However, these AI-based weather forecasting models have not yet been rigorously tested by the meteorological community, and their utility to operational forecasters is unknown. In this presentation we propose several studies to address the above issues, grouped into two central foci:
(1) Nature of AI models: AI-based models have very different characteristics from NWP models. Thus, in addition to applying evaluation procedures developed for NWP models, we need to develop procedures that test for AI-specific weaknesses. For example, NWP models and their physics backbone guarantee certain properties - such as dynamic coupling between fields - that AI-based models are not required to uphold. Developing suitable tests is based on a fundamental understanding of the AI-based models.
(2) Forecaster Perspective: Evaluation of weather forecasting models should be performed with respect to particular applications of weather forecasts, and it is critical to have research meteorologists and operational forecasters involved in the evaluation process. Our initial evaluation of AI-based models in CIRA weather briefings revealed that these models have characteristics that make interpretation of their forecasts fundamentally different from the physics-based NWP model predictions meteorologists are familiar with. For example, the increasing “blurriness” of AI-based predictions with longer lead times is not a reflection of weaker atmospheric circulations, but rather a reflection of uncertainty. Evaluations aimed at specific meteorological phenomena and atmospheric processes will allow the community to make informed decisions in the future regarding in what environments and for which applications AI-based weather forecasting models may be safe and beneficial to use.

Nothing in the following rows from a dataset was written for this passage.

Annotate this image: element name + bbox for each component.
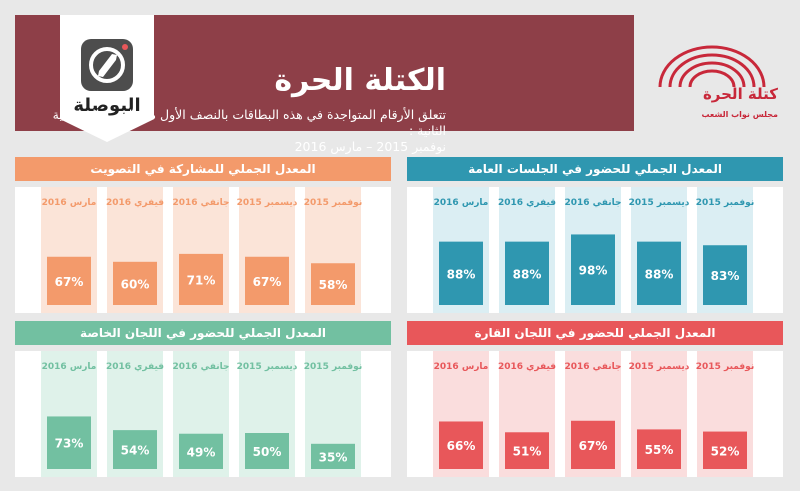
special-committees-chart: نوفمبر 2015 35% ديسمبر 2015 50% جانفي 2016 49… bbox=[41, 351, 362, 477]
bar bbox=[179, 253, 223, 305]
value-label: 50% bbox=[253, 445, 282, 459]
subtitle-period: نوفمبر 2015 – مارس 2016 bbox=[294, 139, 446, 154]
bar bbox=[47, 256, 91, 305]
bar bbox=[245, 256, 289, 305]
bar bbox=[637, 241, 681, 305]
category-label: فيفري 2016 bbox=[498, 198, 556, 208]
panel-title: المعدل الجملي للحضور في اللجان القارة bbox=[407, 321, 783, 345]
value-label: 67% bbox=[55, 275, 84, 289]
category-label: جانفي 2016 bbox=[564, 362, 621, 372]
value-label: 55% bbox=[645, 443, 674, 457]
panel-body: نوفمبر 2015 58% ديسمبر 2015 67% جانفي 2016 71… bbox=[15, 187, 391, 313]
category-label: ديسمبر 2015 bbox=[237, 198, 298, 208]
bar bbox=[439, 421, 483, 469]
bar bbox=[505, 432, 549, 469]
value-label: 66% bbox=[447, 439, 476, 453]
permanent-committees-chart: نوفمبر 2015 52% ديسمبر 2015 55% جانفي 2016 67… bbox=[433, 351, 754, 477]
page-subtitle: تتعلق الأرقام المتواجدة في هذه البطاقات … bbox=[26, 107, 446, 155]
panel-title: المعدل الجملي للحضور في الجلسات العامة bbox=[407, 157, 783, 181]
panel-body: نوفمبر 2015 35% ديسمبر 2015 50% جانفي 2016 49… bbox=[15, 351, 391, 477]
value-label: 73% bbox=[55, 437, 84, 451]
parliament-subtitle: مجلس نواب الشعب bbox=[701, 110, 778, 119]
value-label: 49% bbox=[187, 445, 216, 459]
plenary-attendance-chart: نوفمبر 2015 83% ديسمبر 2015 88% جانفي 2016 98… bbox=[433, 187, 754, 313]
category-label: نوفمبر 2015 bbox=[696, 362, 754, 372]
category-label: نوفمبر 2015 bbox=[304, 198, 362, 208]
bar bbox=[703, 245, 747, 305]
value-label: 52% bbox=[711, 444, 740, 458]
value-label: 98% bbox=[579, 264, 608, 278]
plenary-attendance-panel: المعدل الجملي للحضور في الجلسات العامة ن… bbox=[407, 157, 783, 315]
category-label: فيفري 2016 bbox=[106, 198, 164, 208]
header-banner: البوصلة الكتلة الحرة تتعلق الأرقام المتو… bbox=[15, 15, 634, 154]
bar bbox=[505, 241, 549, 305]
voting-participation-panel: المعدل الجملي للمشاركة في التصويت نوفمبر… bbox=[15, 157, 391, 315]
category-label: مارس 2016 bbox=[42, 198, 97, 208]
bar bbox=[47, 416, 91, 469]
panel-title: المعدل الجملي للمشاركة في التصويت bbox=[15, 157, 391, 181]
special-committees-panel: المعدل الجملي للحضور في اللجان الخاصة نو… bbox=[15, 321, 391, 479]
bar bbox=[571, 234, 615, 305]
value-label: 60% bbox=[121, 277, 150, 291]
category-label: نوفمبر 2015 bbox=[304, 362, 362, 372]
value-label: 54% bbox=[121, 444, 150, 458]
value-label: 83% bbox=[711, 269, 740, 283]
voting-participation-chart: نوفمبر 2015 58% ديسمبر 2015 67% جانفي 2016 71… bbox=[41, 187, 362, 313]
value-label: 58% bbox=[319, 278, 348, 292]
panel-body: نوفمبر 2015 83% ديسمبر 2015 88% جانفي 2016 98… bbox=[407, 187, 783, 313]
category-label: مارس 2016 bbox=[42, 362, 97, 372]
value-label: 51% bbox=[513, 445, 542, 459]
bar bbox=[703, 431, 747, 469]
bar bbox=[245, 433, 289, 469]
panel-body: نوفمبر 2015 52% ديسمبر 2015 55% جانفي 2016 67… bbox=[407, 351, 783, 477]
value-label: 88% bbox=[513, 267, 542, 281]
category-label: مارس 2016 bbox=[434, 362, 489, 372]
category-label: جانفي 2016 bbox=[564, 198, 621, 208]
category-label: ديسمبر 2015 bbox=[237, 362, 298, 372]
bar bbox=[113, 430, 157, 469]
category-label: جانفي 2016 bbox=[172, 362, 229, 372]
bar bbox=[439, 241, 483, 305]
parliament-arcs-icon bbox=[658, 45, 766, 88]
bar bbox=[571, 420, 615, 469]
brand-name: البوصلة bbox=[73, 95, 141, 116]
category-label: نوفمبر 2015 bbox=[696, 198, 754, 208]
compass-logo-icon bbox=[81, 39, 133, 91]
category-label: جانفي 2016 bbox=[172, 198, 229, 208]
category-label: ديسمبر 2015 bbox=[629, 198, 690, 208]
parliament-name: كتلة الحرة bbox=[702, 85, 778, 103]
value-label: 67% bbox=[579, 439, 608, 453]
value-label: 35% bbox=[319, 450, 348, 464]
bar bbox=[637, 429, 681, 469]
category-label: مارس 2016 bbox=[434, 198, 489, 208]
category-label: ديسمبر 2015 bbox=[629, 362, 690, 372]
panel-title: المعدل الجملي للحضور في اللجان الخاصة bbox=[15, 321, 391, 345]
value-label: 67% bbox=[253, 275, 282, 289]
value-label: 88% bbox=[645, 267, 674, 281]
bar bbox=[179, 433, 223, 469]
category-label: فيفري 2016 bbox=[106, 362, 164, 372]
subtitle-line: تتعلق الأرقام المتواجدة في هذه البطاقات … bbox=[52, 107, 446, 138]
permanent-committees-panel: المعدل الجملي للحضور في اللجان القارة نو… bbox=[407, 321, 783, 479]
category-label: فيفري 2016 bbox=[498, 362, 556, 372]
value-label: 71% bbox=[187, 273, 216, 287]
bar bbox=[311, 263, 355, 305]
bar bbox=[113, 261, 157, 305]
parliament-logo: كتلة الحرة مجلس نواب الشعب bbox=[640, 15, 786, 131]
value-label: 88% bbox=[447, 267, 476, 281]
bar bbox=[311, 443, 355, 469]
page-title: الكتلة الحرة bbox=[274, 63, 446, 98]
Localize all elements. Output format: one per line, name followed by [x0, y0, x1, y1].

In summary, AI-based weather forecasts have different characteristics from familiar dynamically-based forecasts, and it is thus important to have a robust research plan to evaluate many different characteristics of the models in order to provide guidelines to operational forecasters and feedback to model developers. In this abstract we propose a number of characteristics to evaluate, present results we already obtained, and suggest a research plan for future work.